Trump’s ‘overt racism’ turned the GOP into ‘a white-nationalist party’: analysis
Racism and authoritarianism are the lasting legacy of Donald Trump on the Republican Party, according to a new analysis.
The Washington Post's Dana Milbank wrote that he was puzzled by never-Trumpers who don't understand the GOP's new authoritarianism.
"And I'm at a loss to understand their confusion. The Republican Party's dalliance with authoritarianism can be explained in one word: race," Milbank wrote.
"Trump's overt racism turned the GOP into, essentially, a white-nationalist party, in which racial animus is the main motivator of Republican votes. But in an increasingly multicultural America, such people don't form a majority. The only route to power for a white-nationalist party, then, is to become anti-democratic: to keep non-White people from voting and to discredit elections themselves. In short, democracy is working against Republicans — and so Republicans are working against democracy," he explained.

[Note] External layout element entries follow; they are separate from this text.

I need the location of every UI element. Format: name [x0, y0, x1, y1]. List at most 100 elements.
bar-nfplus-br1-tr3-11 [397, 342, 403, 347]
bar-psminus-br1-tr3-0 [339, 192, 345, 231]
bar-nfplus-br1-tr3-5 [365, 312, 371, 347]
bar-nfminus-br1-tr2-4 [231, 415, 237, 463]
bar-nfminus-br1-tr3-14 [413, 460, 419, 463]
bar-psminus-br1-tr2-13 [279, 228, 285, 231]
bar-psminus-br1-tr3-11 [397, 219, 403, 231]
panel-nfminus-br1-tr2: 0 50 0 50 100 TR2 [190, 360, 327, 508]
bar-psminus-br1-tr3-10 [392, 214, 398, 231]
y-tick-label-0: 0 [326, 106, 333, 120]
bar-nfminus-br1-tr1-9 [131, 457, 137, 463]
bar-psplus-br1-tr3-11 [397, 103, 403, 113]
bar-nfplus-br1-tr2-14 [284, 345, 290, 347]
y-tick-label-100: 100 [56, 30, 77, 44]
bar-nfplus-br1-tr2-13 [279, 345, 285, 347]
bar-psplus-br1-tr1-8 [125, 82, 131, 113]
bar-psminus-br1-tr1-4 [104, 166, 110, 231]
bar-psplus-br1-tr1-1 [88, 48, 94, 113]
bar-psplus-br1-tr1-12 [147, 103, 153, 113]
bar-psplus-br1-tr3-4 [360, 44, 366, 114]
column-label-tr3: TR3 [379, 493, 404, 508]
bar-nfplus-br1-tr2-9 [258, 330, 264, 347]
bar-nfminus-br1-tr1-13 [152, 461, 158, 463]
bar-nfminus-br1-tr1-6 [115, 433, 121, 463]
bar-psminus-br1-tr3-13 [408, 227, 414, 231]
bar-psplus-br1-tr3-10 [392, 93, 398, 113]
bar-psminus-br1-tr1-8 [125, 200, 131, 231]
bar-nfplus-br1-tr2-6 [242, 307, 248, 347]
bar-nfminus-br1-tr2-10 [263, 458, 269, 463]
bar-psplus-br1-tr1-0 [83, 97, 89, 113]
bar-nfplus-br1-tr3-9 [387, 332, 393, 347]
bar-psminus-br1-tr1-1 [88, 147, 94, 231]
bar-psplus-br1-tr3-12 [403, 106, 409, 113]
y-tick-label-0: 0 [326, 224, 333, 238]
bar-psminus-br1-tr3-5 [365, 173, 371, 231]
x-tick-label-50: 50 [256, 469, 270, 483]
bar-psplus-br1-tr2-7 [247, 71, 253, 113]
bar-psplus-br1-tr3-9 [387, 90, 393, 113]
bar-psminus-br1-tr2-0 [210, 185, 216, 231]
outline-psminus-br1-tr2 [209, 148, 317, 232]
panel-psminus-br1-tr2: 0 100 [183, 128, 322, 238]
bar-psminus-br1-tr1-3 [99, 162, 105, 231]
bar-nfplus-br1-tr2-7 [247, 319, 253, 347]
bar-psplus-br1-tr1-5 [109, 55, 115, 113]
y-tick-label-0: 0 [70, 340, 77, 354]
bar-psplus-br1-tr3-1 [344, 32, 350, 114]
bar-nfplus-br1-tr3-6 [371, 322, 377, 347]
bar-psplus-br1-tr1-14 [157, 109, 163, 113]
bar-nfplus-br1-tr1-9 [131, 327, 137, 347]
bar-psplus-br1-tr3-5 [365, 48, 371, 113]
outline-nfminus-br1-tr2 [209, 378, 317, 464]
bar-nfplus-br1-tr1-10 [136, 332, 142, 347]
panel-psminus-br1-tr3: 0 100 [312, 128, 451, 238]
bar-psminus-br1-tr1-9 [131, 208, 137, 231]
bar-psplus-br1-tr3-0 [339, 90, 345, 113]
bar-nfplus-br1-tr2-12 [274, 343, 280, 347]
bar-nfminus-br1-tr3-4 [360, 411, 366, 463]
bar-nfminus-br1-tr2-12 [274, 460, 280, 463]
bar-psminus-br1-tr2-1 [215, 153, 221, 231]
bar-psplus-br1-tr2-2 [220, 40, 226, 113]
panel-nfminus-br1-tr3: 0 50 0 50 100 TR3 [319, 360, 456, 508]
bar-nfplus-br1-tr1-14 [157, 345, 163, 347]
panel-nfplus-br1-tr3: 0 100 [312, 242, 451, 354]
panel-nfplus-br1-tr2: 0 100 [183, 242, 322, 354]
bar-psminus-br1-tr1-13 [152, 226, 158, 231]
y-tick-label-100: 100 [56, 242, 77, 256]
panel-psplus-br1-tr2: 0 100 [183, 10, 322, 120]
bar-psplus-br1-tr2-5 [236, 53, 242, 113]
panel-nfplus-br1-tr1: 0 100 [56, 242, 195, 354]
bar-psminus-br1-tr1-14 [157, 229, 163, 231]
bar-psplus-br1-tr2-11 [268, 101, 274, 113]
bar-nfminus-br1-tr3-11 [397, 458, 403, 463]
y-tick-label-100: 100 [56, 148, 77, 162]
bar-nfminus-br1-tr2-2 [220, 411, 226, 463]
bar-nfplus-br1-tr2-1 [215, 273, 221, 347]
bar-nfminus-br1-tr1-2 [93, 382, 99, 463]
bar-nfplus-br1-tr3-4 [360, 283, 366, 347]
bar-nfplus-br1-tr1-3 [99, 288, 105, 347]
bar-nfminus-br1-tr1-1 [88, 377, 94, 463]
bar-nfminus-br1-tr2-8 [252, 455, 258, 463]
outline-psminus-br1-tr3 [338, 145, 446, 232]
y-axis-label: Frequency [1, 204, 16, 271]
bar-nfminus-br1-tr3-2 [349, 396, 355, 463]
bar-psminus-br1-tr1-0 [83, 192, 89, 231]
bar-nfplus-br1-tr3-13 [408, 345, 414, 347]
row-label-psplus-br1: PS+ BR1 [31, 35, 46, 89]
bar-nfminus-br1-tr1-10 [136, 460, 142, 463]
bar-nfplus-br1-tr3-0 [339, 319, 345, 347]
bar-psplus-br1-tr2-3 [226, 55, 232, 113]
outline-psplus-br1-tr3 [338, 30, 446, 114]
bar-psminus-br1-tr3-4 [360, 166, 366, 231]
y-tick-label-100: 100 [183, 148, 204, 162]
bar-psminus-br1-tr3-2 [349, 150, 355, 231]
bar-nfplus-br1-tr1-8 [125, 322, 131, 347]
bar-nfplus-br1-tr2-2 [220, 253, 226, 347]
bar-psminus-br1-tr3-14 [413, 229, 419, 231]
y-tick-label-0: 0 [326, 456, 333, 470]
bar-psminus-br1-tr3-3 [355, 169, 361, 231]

Milbank cited GOP voter suppression efforts in Georgia to make his case.
"You don't have to study demography to see that race is at the core of the GOP's tilt toward the authoritarian. You need only look at what happened this week. On Monday, the Georgia state House passed a bill brazenly attempting to deter Black voters. The bill proposed to scale back Sunday voting — taking direct aim at the longtime 'Souls to the Polls' tradition in which Black voters cast their ballots after church on Sundays. The bill also would increase voter I.D. requirements — known to disenfranchise Black voters disproportionately — and even would make it illegal to serve food or drinks to voters waiting in long lines outside polling places; lines are typically longer at minority precincts," he explained.
Milbank also noted GOP Minority Leader Kevin McCarthy (R-CA) complaining that the "For the People Act" to protect voting rights was "an unparalleled political power grab."
"So, in the twisted reasoning of this white-nationalist incarnation of the Republican Party, laws that make it easier for all citizens to vote are a power grab by Democrats. The foundation of a white-nationalist GOP has been building for half a century, since Richard Nixon's Southern strategy, through Ronald Reagan's welfare queen and George H.W. Bush's Willie Horton. But Trump took fear of non-Whites and immigrants to a whole new level," he wrote. "President Biden's victory reveals the obvious political problem with the Republican move toward white nationalism: When voters turn out in large numbers, Democrats win. And the odds will only get worse for Republicans as racial minorities become the majority and the young, overwhelmingly progressive on race, replace the old. This is why Republicans aren't really fighting Democrats. They're fighting democracy."